WASHINGTON — A federal law mandating the use of ethanol in gasoline soon could force more production of a blend that uses 15 percent of the corn-based fuel, even though most carmakers won't honor warranties at that level, witnesses said at a House hearing Wednesday.
The Renewable Fuel Standard, which requires increasing amounts of ethanol and other biofuels to be used in gasoline each year, is “a government policy that is bringing us to the brink of a crisis,” said Jack Gerard, president and chief executive officer of the American Petroleum Institute.
Lucian Pugliaresi, president of the Energy Policy Research Foundation, said the mandate to use more ethanol each year is like “a massive excise tax” that is hindering economic growth.
The testimony came at a subcommittee hearing led by Rep. James Lankford, R-Oklahoma City, who pressed an official from the Environmental Protection Agency to say when a decision will be made on the next requirements concerning ethanol.
Christopher Grundler, director of the EPA's office of transportation and air quality, said a decision will be made sometime this summer on the amount of renewable fuel that must be blended with gasoline for 2013.
Supply vs. demand
The standard mix of ethanol has been 10 percent. But if the EPA requires the use of more gallons of ethanol — and the domestic supply of gasoline doesn't increase — then refiners will have to blend more ethanol to meet the requirement.
Lankford said his 2011 Ford truck has a written warning on the fuel door that the warranty would be voided if fuel with 15 percent ethanol — so-called E15 — is used.
The EPA has said that E15 is safe for most cars made after 2001.
“How many manufacturers disagree with you?” Lankford asked Grundler, of the EPA.
“Most of them,” Grundler said.
The Renewable Fuel Standard was approved by Congress in 2005 and then updated in 2007, at a time when domestic demand for gasoline was rising, along with oil imports; lawmakers wanted to encourage the production of alternative fuels.
The last few years, however, have seen a boom in domestic crude and natural gas production, along with falling demand for fuel.
And some critics, including the oil and gas industry, have called for repeal of the standard.

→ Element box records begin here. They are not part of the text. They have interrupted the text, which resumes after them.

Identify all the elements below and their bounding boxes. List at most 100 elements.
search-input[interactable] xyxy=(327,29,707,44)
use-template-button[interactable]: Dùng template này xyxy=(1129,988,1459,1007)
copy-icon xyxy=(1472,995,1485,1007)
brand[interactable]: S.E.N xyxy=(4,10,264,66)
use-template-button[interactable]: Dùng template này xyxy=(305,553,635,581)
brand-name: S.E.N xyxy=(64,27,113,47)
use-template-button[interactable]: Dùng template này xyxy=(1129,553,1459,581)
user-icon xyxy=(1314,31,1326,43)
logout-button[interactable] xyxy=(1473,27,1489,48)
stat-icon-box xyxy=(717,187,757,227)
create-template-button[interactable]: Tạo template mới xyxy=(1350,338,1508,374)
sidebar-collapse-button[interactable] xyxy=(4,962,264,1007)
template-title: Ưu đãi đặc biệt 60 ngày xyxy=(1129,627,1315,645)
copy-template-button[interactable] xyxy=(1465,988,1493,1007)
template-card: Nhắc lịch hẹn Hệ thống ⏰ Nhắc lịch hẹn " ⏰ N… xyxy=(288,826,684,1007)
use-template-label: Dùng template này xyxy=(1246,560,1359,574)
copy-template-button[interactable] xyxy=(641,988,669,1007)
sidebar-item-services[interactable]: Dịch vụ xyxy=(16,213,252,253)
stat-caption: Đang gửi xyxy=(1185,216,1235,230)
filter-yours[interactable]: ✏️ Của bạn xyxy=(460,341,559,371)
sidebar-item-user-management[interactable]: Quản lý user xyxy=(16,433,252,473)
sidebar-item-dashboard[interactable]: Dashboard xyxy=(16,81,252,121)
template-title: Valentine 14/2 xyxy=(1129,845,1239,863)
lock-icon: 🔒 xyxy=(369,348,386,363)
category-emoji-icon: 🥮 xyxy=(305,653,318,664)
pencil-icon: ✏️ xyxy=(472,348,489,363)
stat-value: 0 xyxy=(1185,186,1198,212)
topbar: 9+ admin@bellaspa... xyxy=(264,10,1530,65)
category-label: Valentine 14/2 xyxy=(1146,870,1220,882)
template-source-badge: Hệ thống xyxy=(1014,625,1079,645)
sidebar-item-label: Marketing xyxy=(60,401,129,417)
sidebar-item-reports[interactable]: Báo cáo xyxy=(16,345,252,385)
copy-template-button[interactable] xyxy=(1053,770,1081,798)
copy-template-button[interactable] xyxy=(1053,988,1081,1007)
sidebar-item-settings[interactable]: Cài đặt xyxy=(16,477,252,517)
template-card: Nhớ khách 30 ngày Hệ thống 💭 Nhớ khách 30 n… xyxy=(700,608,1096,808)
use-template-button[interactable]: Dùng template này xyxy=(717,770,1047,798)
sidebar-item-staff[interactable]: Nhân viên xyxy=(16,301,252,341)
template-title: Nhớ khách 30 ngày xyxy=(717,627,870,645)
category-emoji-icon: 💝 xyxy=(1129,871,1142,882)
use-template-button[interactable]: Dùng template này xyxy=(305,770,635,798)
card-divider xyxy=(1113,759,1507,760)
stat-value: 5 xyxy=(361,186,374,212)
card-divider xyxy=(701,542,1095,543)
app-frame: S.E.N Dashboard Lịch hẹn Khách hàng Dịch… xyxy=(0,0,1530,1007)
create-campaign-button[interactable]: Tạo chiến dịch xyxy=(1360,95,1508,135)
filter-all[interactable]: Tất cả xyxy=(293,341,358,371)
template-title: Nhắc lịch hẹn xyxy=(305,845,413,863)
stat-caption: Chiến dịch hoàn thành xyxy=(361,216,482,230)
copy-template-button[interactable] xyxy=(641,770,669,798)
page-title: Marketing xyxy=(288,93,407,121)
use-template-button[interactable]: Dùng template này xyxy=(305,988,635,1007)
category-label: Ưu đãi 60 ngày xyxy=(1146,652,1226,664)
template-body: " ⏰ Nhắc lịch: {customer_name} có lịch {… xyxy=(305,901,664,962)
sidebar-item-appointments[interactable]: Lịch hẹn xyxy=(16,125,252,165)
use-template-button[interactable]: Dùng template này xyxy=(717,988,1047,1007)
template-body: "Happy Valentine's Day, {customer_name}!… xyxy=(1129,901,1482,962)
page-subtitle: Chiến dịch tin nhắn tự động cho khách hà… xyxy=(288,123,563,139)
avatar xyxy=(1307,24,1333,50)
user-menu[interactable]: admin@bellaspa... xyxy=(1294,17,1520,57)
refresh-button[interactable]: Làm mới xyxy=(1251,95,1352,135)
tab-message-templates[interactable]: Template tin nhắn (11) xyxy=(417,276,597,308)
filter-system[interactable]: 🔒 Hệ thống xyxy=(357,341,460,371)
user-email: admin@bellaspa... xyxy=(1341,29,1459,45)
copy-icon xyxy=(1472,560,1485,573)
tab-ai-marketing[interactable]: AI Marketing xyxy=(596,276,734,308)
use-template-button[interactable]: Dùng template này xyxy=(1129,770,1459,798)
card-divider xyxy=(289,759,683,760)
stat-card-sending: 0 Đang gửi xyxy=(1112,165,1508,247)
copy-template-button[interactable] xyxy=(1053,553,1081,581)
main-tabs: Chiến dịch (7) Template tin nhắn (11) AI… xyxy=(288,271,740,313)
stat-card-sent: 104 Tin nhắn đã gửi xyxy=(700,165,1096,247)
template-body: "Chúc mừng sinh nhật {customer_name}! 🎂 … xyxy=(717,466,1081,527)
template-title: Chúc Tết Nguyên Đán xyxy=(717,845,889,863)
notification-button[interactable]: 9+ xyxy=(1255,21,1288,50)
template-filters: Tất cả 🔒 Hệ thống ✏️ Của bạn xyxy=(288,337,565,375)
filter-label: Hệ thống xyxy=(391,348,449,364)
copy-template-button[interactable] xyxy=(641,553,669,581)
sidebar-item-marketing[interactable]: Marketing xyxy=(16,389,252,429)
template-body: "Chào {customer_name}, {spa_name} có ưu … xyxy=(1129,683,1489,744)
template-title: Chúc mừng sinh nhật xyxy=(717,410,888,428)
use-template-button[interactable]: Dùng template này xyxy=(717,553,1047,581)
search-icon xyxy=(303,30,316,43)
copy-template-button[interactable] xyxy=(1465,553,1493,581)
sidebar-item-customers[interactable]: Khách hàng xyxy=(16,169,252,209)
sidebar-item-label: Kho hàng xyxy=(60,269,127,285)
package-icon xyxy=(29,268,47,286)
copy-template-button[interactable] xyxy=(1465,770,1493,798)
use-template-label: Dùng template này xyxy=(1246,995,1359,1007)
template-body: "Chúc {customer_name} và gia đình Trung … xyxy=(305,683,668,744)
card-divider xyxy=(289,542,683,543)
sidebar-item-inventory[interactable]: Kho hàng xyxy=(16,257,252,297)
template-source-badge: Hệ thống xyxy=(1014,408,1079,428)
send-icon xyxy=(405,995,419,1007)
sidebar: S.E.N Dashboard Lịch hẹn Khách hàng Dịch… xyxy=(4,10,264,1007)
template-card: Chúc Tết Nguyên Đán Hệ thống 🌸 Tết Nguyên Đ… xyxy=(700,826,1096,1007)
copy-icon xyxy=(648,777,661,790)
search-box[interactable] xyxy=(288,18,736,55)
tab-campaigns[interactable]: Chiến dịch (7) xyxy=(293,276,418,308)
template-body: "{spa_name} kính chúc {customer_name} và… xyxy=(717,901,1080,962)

Opponents also have blamed the standard for rising costs of feed and food, since so much corn is used to produce ethanol.
Lankford, the subcommittee chairman, did not invite a witness from the renewable fuels industry, though he had a panel of three strong critics of the standard.
In a written statement, Bob Dinneen, president and CEO of the Renewable Fuels Association, called the standard “the single most effective energy policy this country has ever known.”
He called Lankford's hearing biased and said “Big Oil” had created the barrier to using more ethanol in gasoline and was now complaining about it.
“They have had years to prepare and comply with the (Renewable Fuel Standard),” Dinneen said. “Instead, they've hired PR firms and lawyers to maintain their monopoly over the fuel market.”
The EPA can waive requirements of the fuel standard for a variety of reasons, including severe harm to the economy of a state, region or the United States.
Rep. Jim Jordan, R-Ohio, asked Grundler how the agency would define “severe,” and Grundler said the agency had no established definition.
“Then how are you going to make a decision?” Jordan said.
“We're going to do the best we can based on what the law states,” Grundler said.